There's also Idris, which I haven't really used, but from what I understand, it's sort of like Haskell with dependent types.
http://www.idris-lang.org/
there's already work like this, for instance dafny [1], where you can have functions like this:
or: [1] https://www.microsoft.com/en-us/research/project/dafny-a-lan...The current concept proposal is significantly reduced in scope and doesn't include anything like axioms.
LiquidHaskell is nice because it's all written in comments next to or in a separate file from your Haskell code. This means the Haskell compiler doesn't even have to know about it. On the other hand, when you're using something like Idris for formal programming, you often find your program full of proof witnesses that you aren't actually using for your real code you want to write. You can prove all sorts of things, like that a function only returns negative multiples of 3, or only returns vectors of length 5n+1.
It isn't as clean, but it does the job.
For example you could have a PositiveNumber class, with the mathematical operators overloaded that always validated the invariant of the number being positive.
The latest proposal is P0380, "A Contract Design": https://wg21.link/P0380.
An earlier work, "Simple Contracts for C++" (https://wg21.link/P0287), gives some further background and motivation.
Notably, contracts are currently solely in the proposal stage (and not in the upcoming standard).

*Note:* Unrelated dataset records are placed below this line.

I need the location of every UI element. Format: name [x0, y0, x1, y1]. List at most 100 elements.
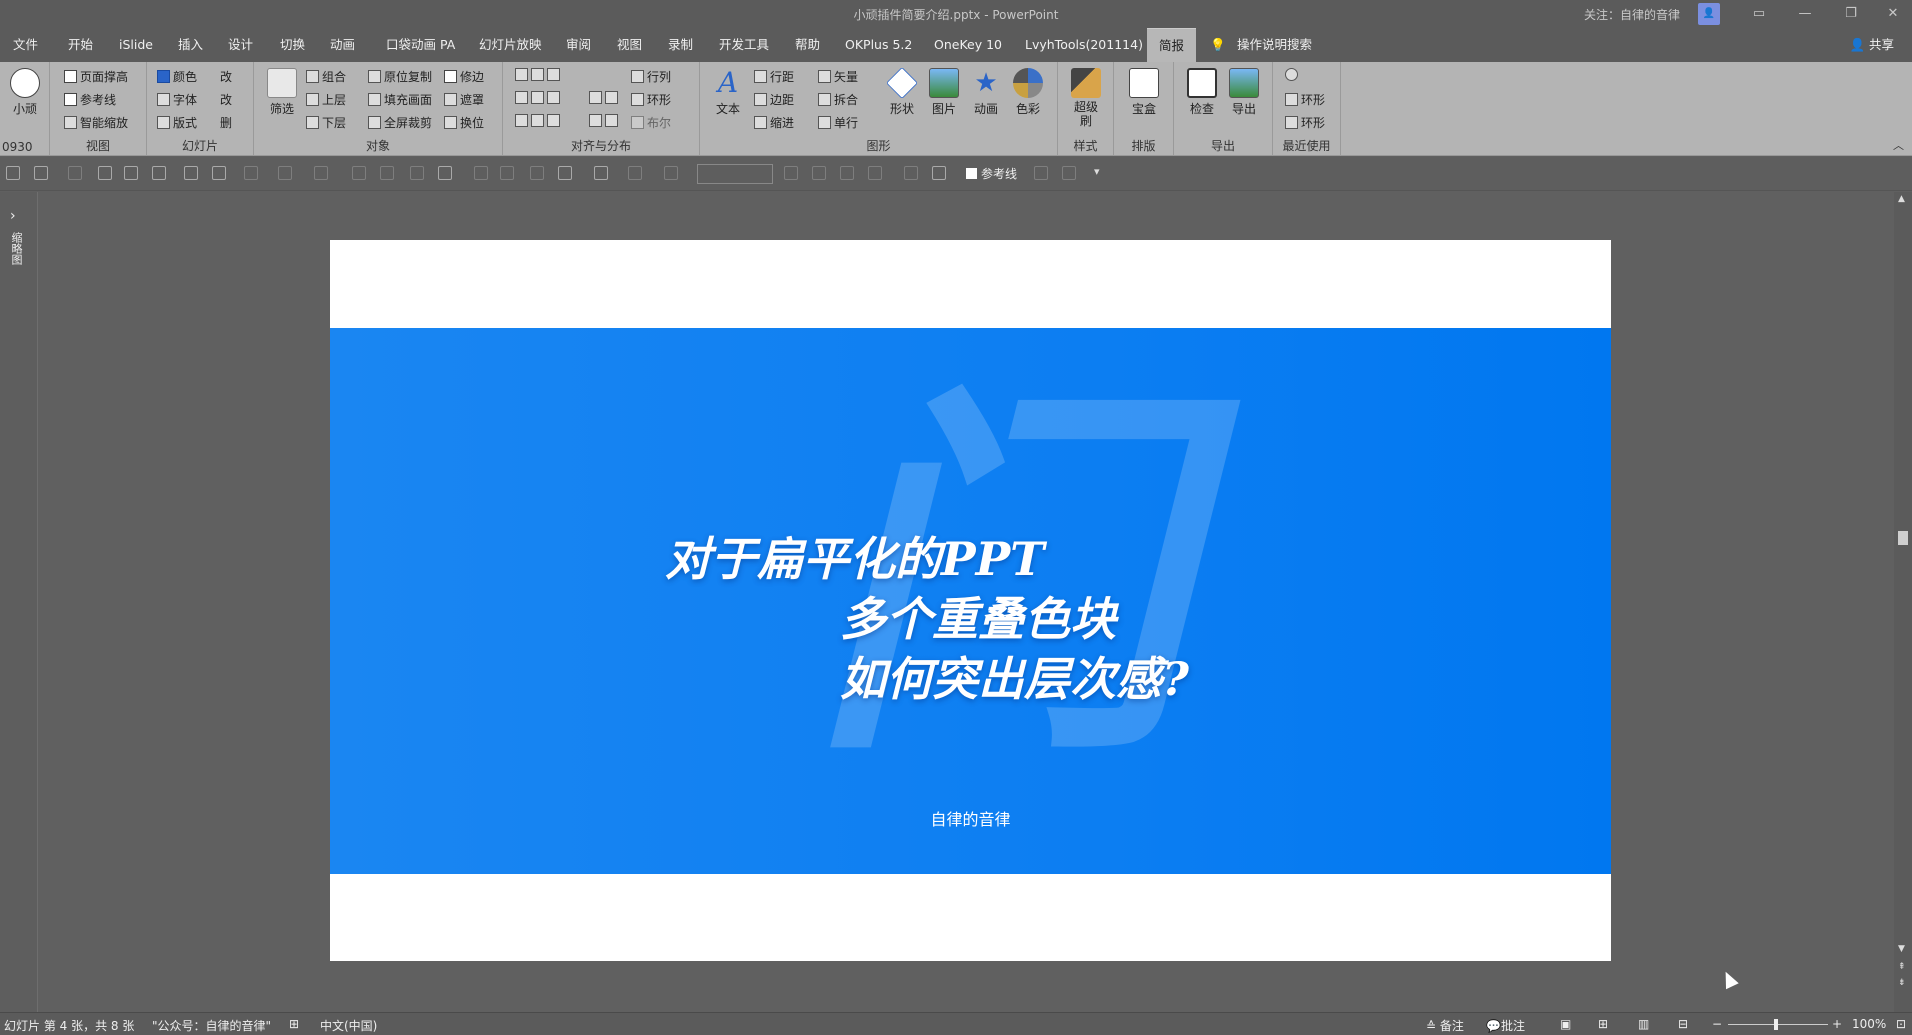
shape-button[interactable]: 形状	[882, 67, 922, 117]
zoom-slider-knob[interactable]	[1774, 1019, 1778, 1030]
list-icon[interactable]	[812, 166, 826, 180]
indent-button[interactable]: 缩进	[754, 114, 794, 131]
scroll-up-icon[interactable]: ▲	[1898, 194, 1905, 204]
paste-icon[interactable]	[438, 166, 452, 180]
tab-transitions[interactable]: 切换	[280, 28, 305, 62]
zoom-out-icon[interactable]: −	[1712, 1017, 1722, 1031]
change-button-1[interactable]: 改	[220, 68, 232, 85]
picture-button[interactable]: 图片	[924, 68, 964, 117]
super-brush-button[interactable]: 超级刷	[1066, 68, 1106, 128]
columns-icon[interactable]	[840, 166, 854, 180]
arrow-tools-2[interactable]	[589, 114, 618, 127]
tab-review[interactable]: 审阅	[566, 28, 591, 62]
recent-ring-button-1[interactable]: 环形	[1285, 91, 1325, 108]
user-button[interactable]: 小顽	[5, 68, 45, 117]
format-painter-icon[interactable]	[98, 166, 112, 180]
fullscreen-crop-button[interactable]: 全屏裁剪	[368, 114, 432, 131]
font-size-combo[interactable]	[697, 164, 773, 184]
slide-sorter-icon[interactable]: ⊞	[1598, 1017, 1608, 1031]
distribute-icon[interactable]	[530, 166, 544, 180]
tab-pocket-animation[interactable]: 口袋动画 PA	[386, 28, 455, 62]
recent-ring-button-2[interactable]: 环形	[1285, 114, 1325, 131]
triangle-icon[interactable]	[244, 166, 258, 180]
picture-tool-icon[interactable]	[558, 166, 572, 180]
account-avatar[interactable]: 👤	[1698, 3, 1720, 25]
cut-icon[interactable]	[152, 166, 166, 180]
line-spacing-button[interactable]: 行距	[754, 68, 794, 85]
spellcheck-icon[interactable]: ⊞	[289, 1017, 299, 1031]
tab-design[interactable]: 设计	[228, 28, 253, 62]
smart-zoom-button[interactable]: 智能缩放	[64, 114, 128, 131]
normal-view-icon[interactable]: ▣	[1560, 1017, 1571, 1031]
vertical-scrollbar[interactable]: ▲ ▼ ⇞ ⇟	[1894, 192, 1912, 1012]
next-slide-icon[interactable]: ⇟	[1898, 978, 1906, 988]
tab-insert[interactable]: 插入	[178, 28, 203, 62]
slide-title-line-3[interactable]: 如何突出层次感?	[840, 643, 1189, 709]
comments-button[interactable]: 💬批注	[1486, 1017, 1525, 1034]
slide-canvas[interactable]: 门 对于扁平化的PPT 多个重叠色块 如何突出层次感? 自律的音律	[330, 240, 1611, 961]
tab-onekey[interactable]: OneKey 10	[934, 28, 1002, 62]
page-stretch-checkbox[interactable]: 页面撑高	[64, 68, 128, 85]
slide-title-line-2[interactable]: 多个重叠色块	[840, 583, 1116, 649]
redo-icon[interactable]	[68, 166, 82, 180]
thumbnails-label[interactable]: 缩略图	[8, 232, 24, 265]
align-tools-row3[interactable]	[515, 114, 560, 127]
ribbon-display-options-icon[interactable]: ▭	[1736, 0, 1782, 28]
fill-color-icon[interactable]	[594, 166, 608, 180]
treasure-box-button[interactable]: 宝盒	[1124, 68, 1164, 117]
recent-char-button[interactable]	[1285, 68, 1298, 81]
zoom-slider-track[interactable]	[1728, 1024, 1828, 1025]
reading-view-icon[interactable]: ▥	[1638, 1017, 1649, 1031]
circle-icon[interactable]	[474, 166, 488, 180]
rotate-icon[interactable]	[1062, 166, 1076, 180]
bucket-icon[interactable]	[352, 166, 366, 180]
ring-button[interactable]: 环形	[631, 91, 671, 108]
zoom-level[interactable]: 100%	[1852, 1017, 1886, 1031]
delete-button[interactable]: 删	[220, 114, 232, 131]
fit-to-window-icon[interactable]: ⊡	[1896, 1017, 1906, 1031]
check-button[interactable]: 检查	[1182, 68, 1222, 117]
tab-jianbao[interactable]: 简报	[1147, 28, 1197, 62]
margin-button[interactable]: 边距	[754, 91, 794, 108]
undo-icon[interactable]	[34, 166, 48, 180]
align-icon[interactable]	[500, 166, 514, 180]
previous-slide-icon[interactable]: ⇞	[1898, 962, 1906, 972]
close-button[interactable]: ✕	[1870, 0, 1912, 28]
vector-button[interactable]: 矢量	[818, 68, 858, 85]
color-wheel-button[interactable]: 色彩	[1008, 68, 1048, 117]
paint-icon[interactable]	[212, 166, 226, 180]
textbox-icon[interactable]	[184, 166, 198, 180]
zoom-in-icon[interactable]: +	[1832, 1017, 1842, 1031]
color-button[interactable]: 颜色	[157, 68, 197, 85]
tab-developer[interactable]: 开发工具	[719, 28, 769, 62]
tab-help[interactable]: 帮助	[795, 28, 820, 62]
boolean-button[interactable]: 布尔	[631, 114, 671, 131]
send-backward-button[interactable]: 下层	[306, 114, 346, 131]
text-button[interactable]: A 文本	[708, 68, 748, 117]
swap-button[interactable]: 换位	[444, 114, 484, 131]
shapes-icon[interactable]	[314, 166, 328, 180]
restore-button[interactable]: ❐	[1828, 0, 1874, 28]
eraser-icon[interactable]	[410, 166, 424, 180]
scroll-thumb[interactable]	[1898, 531, 1908, 545]
mask-button[interactable]: 遮罩	[444, 91, 484, 108]
snap-icon[interactable]	[1034, 166, 1048, 180]
notes-button[interactable]: ≙ 备注	[1426, 1017, 1464, 1034]
slide-title-line-1[interactable]: 对于扁平化的PPT	[665, 523, 1044, 589]
guides-toggle[interactable]: 参考线	[966, 165, 1017, 182]
tab-islide[interactable]: iSlide	[119, 28, 153, 62]
tab-view[interactable]: 视图	[617, 28, 642, 62]
save-icon[interactable]	[6, 166, 20, 180]
grid-button[interactable]: 行列	[631, 68, 671, 85]
tell-me-search[interactable]: 操作说明搜索	[1237, 28, 1312, 62]
crop-tool-icon[interactable]	[278, 166, 292, 180]
numbering-icon[interactable]	[868, 166, 882, 180]
bring-forward-button[interactable]: 上层	[306, 91, 346, 108]
tab-home[interactable]: 开始	[68, 28, 93, 62]
share-button[interactable]: 👤 共享	[1849, 28, 1894, 62]
align-tools-row1[interactable]	[515, 68, 560, 81]
pin-icon[interactable]	[904, 166, 918, 180]
font-color-icon[interactable]	[664, 166, 678, 180]
align-tools-row2[interactable]	[515, 91, 560, 104]
tab-lvyhtools[interactable]: LvyhTools(201114)	[1025, 28, 1143, 62]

- Weird syntax, the requires thing. I should be able to write a "static interface" in much the same way that I can write pure virtual functions, that is a bunch of functions.

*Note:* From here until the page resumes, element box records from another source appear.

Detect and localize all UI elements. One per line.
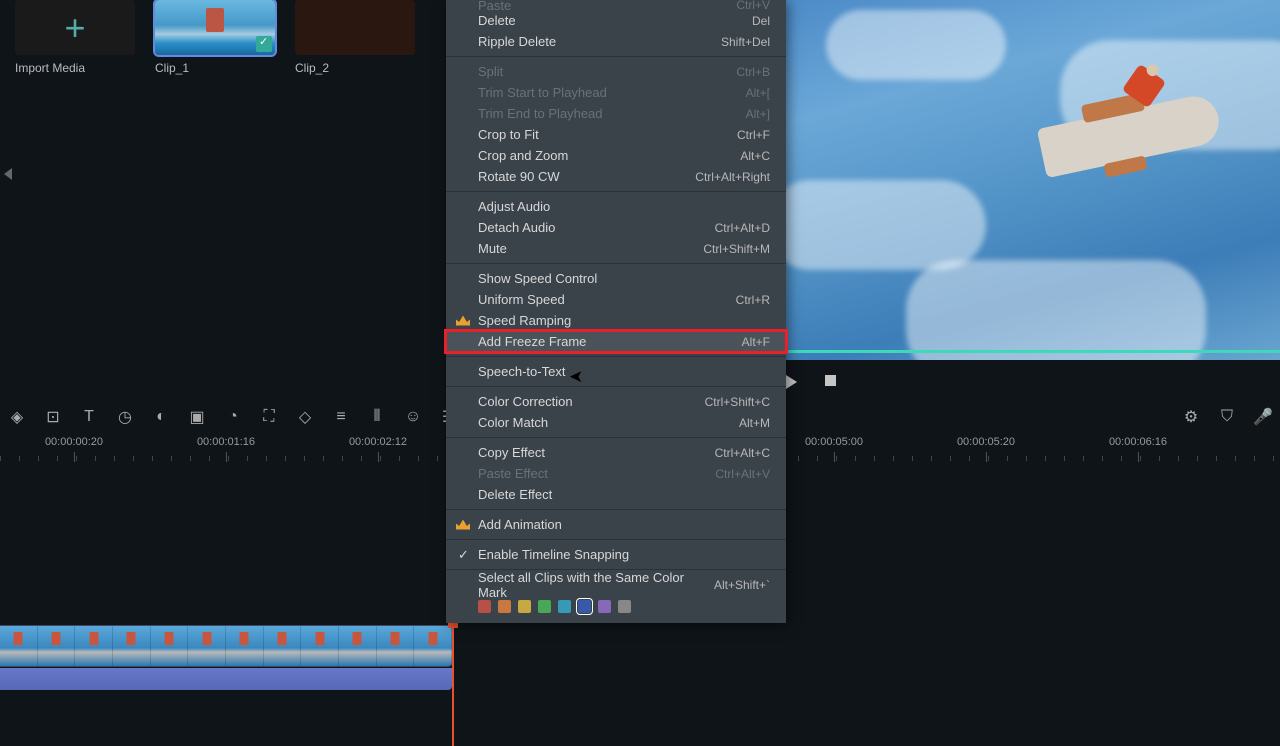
- check-icon: ✓: [458, 547, 469, 563]
- menu-ripple-delete[interactable]: Ripple DeleteShift+Del: [446, 31, 786, 52]
- ruler-tick: 00:00:00:20: [45, 436, 103, 448]
- color-swatch[interactable]: [478, 600, 491, 613]
- menu-rotate[interactable]: Rotate 90 CWCtrl+Alt+Right: [446, 166, 786, 187]
- color-swatch[interactable]: [598, 600, 611, 613]
- menu-crop-fit[interactable]: Crop to FitCtrl+F: [446, 124, 786, 145]
- menu-crop-zoom[interactable]: Crop and ZoomAlt+C: [446, 145, 786, 166]
- menu-uniform-speed[interactable]: Uniform SpeedCtrl+R: [446, 289, 786, 310]
- clock-icon[interactable]: ◔: [224, 408, 242, 426]
- menu-copy-effect[interactable]: Copy EffectCtrl+Alt+C: [446, 442, 786, 463]
- ruler-tick: 00:00:01:16: [197, 436, 255, 448]
- menu-paste: PasteCtrl+V: [446, 0, 786, 10]
- tag-icon[interactable]: ◈: [8, 408, 26, 426]
- media-label: Clip_2: [295, 61, 415, 75]
- menu-delete-effect[interactable]: Delete Effect: [446, 484, 786, 505]
- mic-icon[interactable]: 🎤: [1254, 408, 1272, 426]
- menu-show-speed[interactable]: Show Speed Control: [446, 268, 786, 289]
- menu-speech-to-text[interactable]: Speech-to-Text: [446, 361, 786, 382]
- menu-adjust-audio[interactable]: Adjust Audio: [446, 196, 786, 217]
- menu-color-match[interactable]: Color MatchAlt+M: [446, 412, 786, 433]
- playhead[interactable]: [452, 626, 454, 746]
- stop-button[interactable]: [825, 375, 836, 386]
- expand-icon[interactable]: ⛶: [260, 408, 278, 426]
- media-bin: + Import Media Clip_1 Clip_2 Pap: [0, 0, 446, 395]
- transport-controls: [786, 375, 836, 393]
- menu-add-animation[interactable]: Add Animation: [446, 514, 786, 535]
- ruler-tick: 00:00:05:00: [805, 436, 863, 448]
- menu-mute[interactable]: MuteCtrl+Shift+M: [446, 238, 786, 259]
- check-icon: [256, 36, 272, 52]
- color-swatch[interactable]: [538, 600, 551, 613]
- color-swatch[interactable]: [578, 600, 591, 613]
- menu-delete[interactable]: DeleteDel: [446, 10, 786, 31]
- import-label: Import Media: [15, 61, 135, 75]
- crown-icon: [456, 316, 470, 326]
- media-item-clip1[interactable]: Clip_1: [155, 0, 275, 75]
- menu-paste-effect: Paste EffectCtrl+Alt+V: [446, 463, 786, 484]
- crown-icon: [456, 520, 470, 530]
- play-button[interactable]: [786, 375, 797, 389]
- shield-icon[interactable]: ⛉: [1218, 408, 1236, 426]
- collapse-left-icon[interactable]: [4, 168, 12, 180]
- audio-clip[interactable]: [0, 668, 452, 690]
- text-icon[interactable]: T: [80, 408, 98, 426]
- menu-speed-ramping[interactable]: Speed Ramping: [446, 310, 786, 331]
- color-icon[interactable]: ◐: [152, 408, 170, 426]
- speed-icon[interactable]: ◷: [116, 408, 134, 426]
- menu-add-freeze-frame[interactable]: Add Freeze FrameAlt+F: [446, 331, 786, 352]
- color-swatch[interactable]: [498, 600, 511, 613]
- menu-color-correction[interactable]: Color CorrectionCtrl+Shift+C: [446, 391, 786, 412]
- import-media-tile[interactable]: + Import Media: [15, 0, 135, 75]
- color-swatch[interactable]: [558, 600, 571, 613]
- menu-select-color-mark[interactable]: Select all Clips with the Same Color Mar…: [446, 574, 786, 595]
- keyframe-icon[interactable]: ◇: [296, 408, 314, 426]
- menu-trim-start: Trim Start to PlayheadAlt+[: [446, 82, 786, 103]
- ruler-tick: 00:00:05:20: [957, 436, 1015, 448]
- screen-icon[interactable]: ▣: [188, 408, 206, 426]
- ruler-tick: 00:00:06:16: [1109, 436, 1167, 448]
- media-label: Clip_1: [155, 61, 275, 75]
- video-clip[interactable]: [0, 626, 452, 666]
- ruler-tick: 00:00:02:12: [349, 436, 407, 448]
- gear-icon[interactable]: ⚙: [1182, 408, 1200, 426]
- menu-detach-audio[interactable]: Detach AudioCtrl+Alt+D: [446, 217, 786, 238]
- menu-trim-end: Trim End to PlayheadAlt+]: [446, 103, 786, 124]
- color-swatch[interactable]: [618, 600, 631, 613]
- menu-split: SplitCtrl+B: [446, 61, 786, 82]
- user-icon[interactable]: ☺: [404, 408, 422, 426]
- plus-icon: +: [64, 7, 85, 49]
- menu-timeline-snapping[interactable]: ✓Enable Timeline Snapping: [446, 544, 786, 565]
- mixer-icon[interactable]: ≡: [332, 408, 350, 426]
- color-swatch[interactable]: [518, 600, 531, 613]
- media-item-clip2[interactable]: Clip_2: [295, 0, 415, 75]
- crop-icon[interactable]: ⊡: [44, 408, 62, 426]
- equalizer-icon[interactable]: ⫴: [368, 408, 386, 426]
- preview-monitor: [786, 0, 1280, 360]
- clip-context-menu: PasteCtrl+V DeleteDel Ripple DeleteShift…: [446, 0, 786, 623]
- preview-progress[interactable]: [786, 350, 1280, 353]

- Ideally one could write the same "interface" and use it either statically (just checking a specific type) or dynamically (vtable calls).
- It is not verified at compile time that the code is using ONLY the defined interface and not something else accidentally.
I really think C++ should go toward something like Rust traits, which work pretty much like what I described above.
Actually in C# interfaces and generics work similarly, save for the fact that they cannot generally do static dispatch, just static verification. In a C# generic method it is not possible to use features of a generic type other than those implied by the "where" constraints.